Prof. Dr. Lutz Richter, Prof. Dr. Stephan Meyering
3.3.2.1 Einordnung
Rz. 34
Zinsen sind als Betriebsausgaben grundsätzlich sofort abziehbar, wenn sie betrieblich veranlasst sind (§ 4 Abs. 4 EStG). Dazu müssen sie auf Schulden beruhen, die zum Betriebsvermögen gehören. Diese Voraussetzung ist erfüllt, wenn die Schulden mit dem Betrieb in wirtschaftlichem Zusammenhang stehen oder zu dem Zweck übernommen wurden, dem Betrieb Mittel zuzuführen (bei Schulden gibt es i. d. R. kein gewillkürtes Betriebsvermögen). Die Zuordnung einer Schuld zum Betriebsvermögen oder Privatvermögen hängt dabei vom Anlass ihrer Entstehung ab. Notwendig ist außerdem die tatsächliche Verwendung für betriebliche Zwecke. Ein solcher betrieblicher Zweck liegt bspw. vor, wenn die Kreditmittel verwendet werden, um Wareneingangsrechnungen zu begleichen.
Rz. 35
Der Abzug von Zinsen als Betriebsausgaben ist allerdings dreifach eingeschränkt. Zinsen auf hinterzogene Steuern gem. § 235 AO (sogenannte Hinterziehungszinsen) können ebenso nicht als Betriebsausgaben abgezogen werden wie Zinsen auf Steuernachforderungen gem. § 233a AO, soweit diese gem. § 235 Abs. 4 AO auf die Hinterziehungszinsen angerechnet werden.
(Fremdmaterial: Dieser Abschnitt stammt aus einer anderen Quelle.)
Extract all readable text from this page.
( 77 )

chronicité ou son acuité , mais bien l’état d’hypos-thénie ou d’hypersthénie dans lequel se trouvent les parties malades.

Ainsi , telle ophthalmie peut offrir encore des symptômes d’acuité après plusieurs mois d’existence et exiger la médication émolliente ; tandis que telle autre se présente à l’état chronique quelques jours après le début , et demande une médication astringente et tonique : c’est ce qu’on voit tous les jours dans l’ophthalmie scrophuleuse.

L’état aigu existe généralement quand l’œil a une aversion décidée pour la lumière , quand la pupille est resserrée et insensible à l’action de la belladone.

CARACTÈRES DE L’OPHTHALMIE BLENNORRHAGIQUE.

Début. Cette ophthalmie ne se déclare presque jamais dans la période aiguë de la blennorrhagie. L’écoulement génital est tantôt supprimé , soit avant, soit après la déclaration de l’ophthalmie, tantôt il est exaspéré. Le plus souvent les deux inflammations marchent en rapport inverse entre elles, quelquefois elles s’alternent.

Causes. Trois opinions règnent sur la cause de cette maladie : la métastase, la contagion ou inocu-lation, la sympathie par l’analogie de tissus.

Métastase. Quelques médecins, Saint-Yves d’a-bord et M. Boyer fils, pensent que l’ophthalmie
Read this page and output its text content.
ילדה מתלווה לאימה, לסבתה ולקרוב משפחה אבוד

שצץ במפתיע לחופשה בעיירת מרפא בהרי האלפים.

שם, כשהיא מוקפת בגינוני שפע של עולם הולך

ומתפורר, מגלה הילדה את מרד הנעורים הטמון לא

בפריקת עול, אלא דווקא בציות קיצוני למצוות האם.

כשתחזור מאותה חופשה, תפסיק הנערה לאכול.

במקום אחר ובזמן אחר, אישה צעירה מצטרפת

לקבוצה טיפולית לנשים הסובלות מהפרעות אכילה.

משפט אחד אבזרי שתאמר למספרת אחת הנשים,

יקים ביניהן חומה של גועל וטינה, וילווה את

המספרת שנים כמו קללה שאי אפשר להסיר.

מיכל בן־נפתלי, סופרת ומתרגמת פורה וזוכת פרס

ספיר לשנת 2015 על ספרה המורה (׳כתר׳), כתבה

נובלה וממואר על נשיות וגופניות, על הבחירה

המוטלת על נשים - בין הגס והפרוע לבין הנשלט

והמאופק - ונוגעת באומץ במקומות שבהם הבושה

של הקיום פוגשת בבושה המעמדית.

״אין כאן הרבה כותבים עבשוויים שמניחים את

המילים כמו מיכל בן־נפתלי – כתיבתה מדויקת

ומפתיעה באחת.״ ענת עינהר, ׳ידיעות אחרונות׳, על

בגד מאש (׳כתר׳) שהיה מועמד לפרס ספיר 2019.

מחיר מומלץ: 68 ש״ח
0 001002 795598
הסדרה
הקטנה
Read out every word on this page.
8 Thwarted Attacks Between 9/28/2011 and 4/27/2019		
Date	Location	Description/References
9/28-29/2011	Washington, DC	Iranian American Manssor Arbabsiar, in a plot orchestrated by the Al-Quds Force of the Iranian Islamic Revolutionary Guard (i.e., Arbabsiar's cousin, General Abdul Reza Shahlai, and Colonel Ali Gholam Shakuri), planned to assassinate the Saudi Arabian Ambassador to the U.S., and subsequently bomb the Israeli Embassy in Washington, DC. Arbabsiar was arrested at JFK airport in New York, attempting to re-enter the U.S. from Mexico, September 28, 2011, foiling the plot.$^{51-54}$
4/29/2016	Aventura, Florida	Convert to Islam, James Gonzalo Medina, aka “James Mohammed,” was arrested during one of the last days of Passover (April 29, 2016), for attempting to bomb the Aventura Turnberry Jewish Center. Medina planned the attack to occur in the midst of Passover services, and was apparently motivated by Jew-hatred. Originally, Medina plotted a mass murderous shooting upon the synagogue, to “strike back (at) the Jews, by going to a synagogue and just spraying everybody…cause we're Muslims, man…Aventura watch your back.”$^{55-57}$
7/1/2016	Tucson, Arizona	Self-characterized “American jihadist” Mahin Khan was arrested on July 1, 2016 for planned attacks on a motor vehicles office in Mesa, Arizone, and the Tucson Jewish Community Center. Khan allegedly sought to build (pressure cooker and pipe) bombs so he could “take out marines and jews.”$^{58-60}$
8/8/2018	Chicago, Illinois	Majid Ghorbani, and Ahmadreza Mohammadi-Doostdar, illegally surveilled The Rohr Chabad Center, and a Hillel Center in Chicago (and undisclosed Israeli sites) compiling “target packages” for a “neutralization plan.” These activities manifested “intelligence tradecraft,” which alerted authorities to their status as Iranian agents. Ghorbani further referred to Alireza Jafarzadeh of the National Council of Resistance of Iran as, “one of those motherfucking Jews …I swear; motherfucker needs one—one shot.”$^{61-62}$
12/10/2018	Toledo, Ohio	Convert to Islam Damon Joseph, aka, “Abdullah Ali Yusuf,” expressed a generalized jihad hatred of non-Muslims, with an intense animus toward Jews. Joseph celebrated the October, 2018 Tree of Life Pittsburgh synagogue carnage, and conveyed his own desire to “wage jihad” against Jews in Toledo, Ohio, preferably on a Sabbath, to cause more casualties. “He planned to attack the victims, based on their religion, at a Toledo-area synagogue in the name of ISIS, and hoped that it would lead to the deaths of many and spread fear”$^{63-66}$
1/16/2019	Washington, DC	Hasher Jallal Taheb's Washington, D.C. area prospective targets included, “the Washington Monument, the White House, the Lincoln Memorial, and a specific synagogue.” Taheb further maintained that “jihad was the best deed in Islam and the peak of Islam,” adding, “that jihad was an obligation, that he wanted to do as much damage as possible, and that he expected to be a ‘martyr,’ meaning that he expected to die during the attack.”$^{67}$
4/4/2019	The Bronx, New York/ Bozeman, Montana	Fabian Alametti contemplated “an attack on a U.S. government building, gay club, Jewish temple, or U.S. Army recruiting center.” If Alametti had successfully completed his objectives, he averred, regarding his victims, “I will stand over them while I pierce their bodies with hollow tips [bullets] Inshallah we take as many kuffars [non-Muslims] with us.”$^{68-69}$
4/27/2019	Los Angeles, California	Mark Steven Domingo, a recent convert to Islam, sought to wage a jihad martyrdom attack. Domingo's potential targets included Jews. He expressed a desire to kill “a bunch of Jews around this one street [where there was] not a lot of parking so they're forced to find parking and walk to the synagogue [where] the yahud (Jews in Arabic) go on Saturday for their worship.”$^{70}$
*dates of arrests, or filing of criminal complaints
Zudem schränkt seit der Unternehmensteuerreform 2008 die Zinsschranke i. S. v. § 4h EStG; §, 8a KStG für konzerngebundene Unternehmen (sie kann Kapitalgesellschaften, Personengesellschaften und Einzelunternehmen betreffen) und u. U. auch für konzernungebundene Kapitalgesellschaften den Abzug von Zinsaufwendungen als Betriebsausgaben unter bestimmten Voraussetzungen ein (Rz. 36-45).
Schließlich sind Zinsen dann nicht als Betriebsausgaben abzugsfähig, wenn sogenannte Überentnahmen i. S. v. § 4 Abs. 4a EStG vorliegen (Rz. 45a-45h).
Technisch werden die von diesen Regelungen betroffenen Zinsaufwendungen bei der Ermittlung des zu versteuernden Einkommens als nicht abzugsfähige Betriebsausgaben außerbilanziell hinzugerechnet.
3.3.2.2 Beschränkung durch die Zinsschranke (§ 4h EStG; § 8a KStG)
Rz. 36
Die Zinsschranke wurde im Rahmen der Unternehmensteuerreform 2008 als eine Gegenfinanzierungsmaßnahme eingeführt, um den steuerlichen Zinsabzug auf Ebene des Zinsschuldners unter bestimmten Voraussetzungen zu begrenzen.
Mittlerweile verkörpert die Zinsschranke nicht nur auf nationaler, sondern auch auf internationaler Ebene ein Instrument zur Abwehr von Steuermissbrauch; durch die ATAD (Anti Tax Avoidance Directive) war die Zinsschranke innerhalb der Steuersysteme sämtlicher EU-Mitgliedstaaten umzusetzen und ist dort mit Wirkung vom 1.1.2019 (spätestens) anzuwenden.
Rz. 37
Zudem wurde durch die Zinsschranke § 8a KStG ersetzt, der ursprünglich Vergütungen für Fremdkapital unter bestimmten Voraussetzungen in verdeckte Gewinnausschüttungen umqualifizierte. Dadurch, dass der gesamte Zinsaufwand eines Unternehmens erfasst wird, geht der Anwendungsbereich deutlich über den der ursprünglich gesetzgeberisch intendierten Gesellschafter-Fremdfinanzierung hinaus.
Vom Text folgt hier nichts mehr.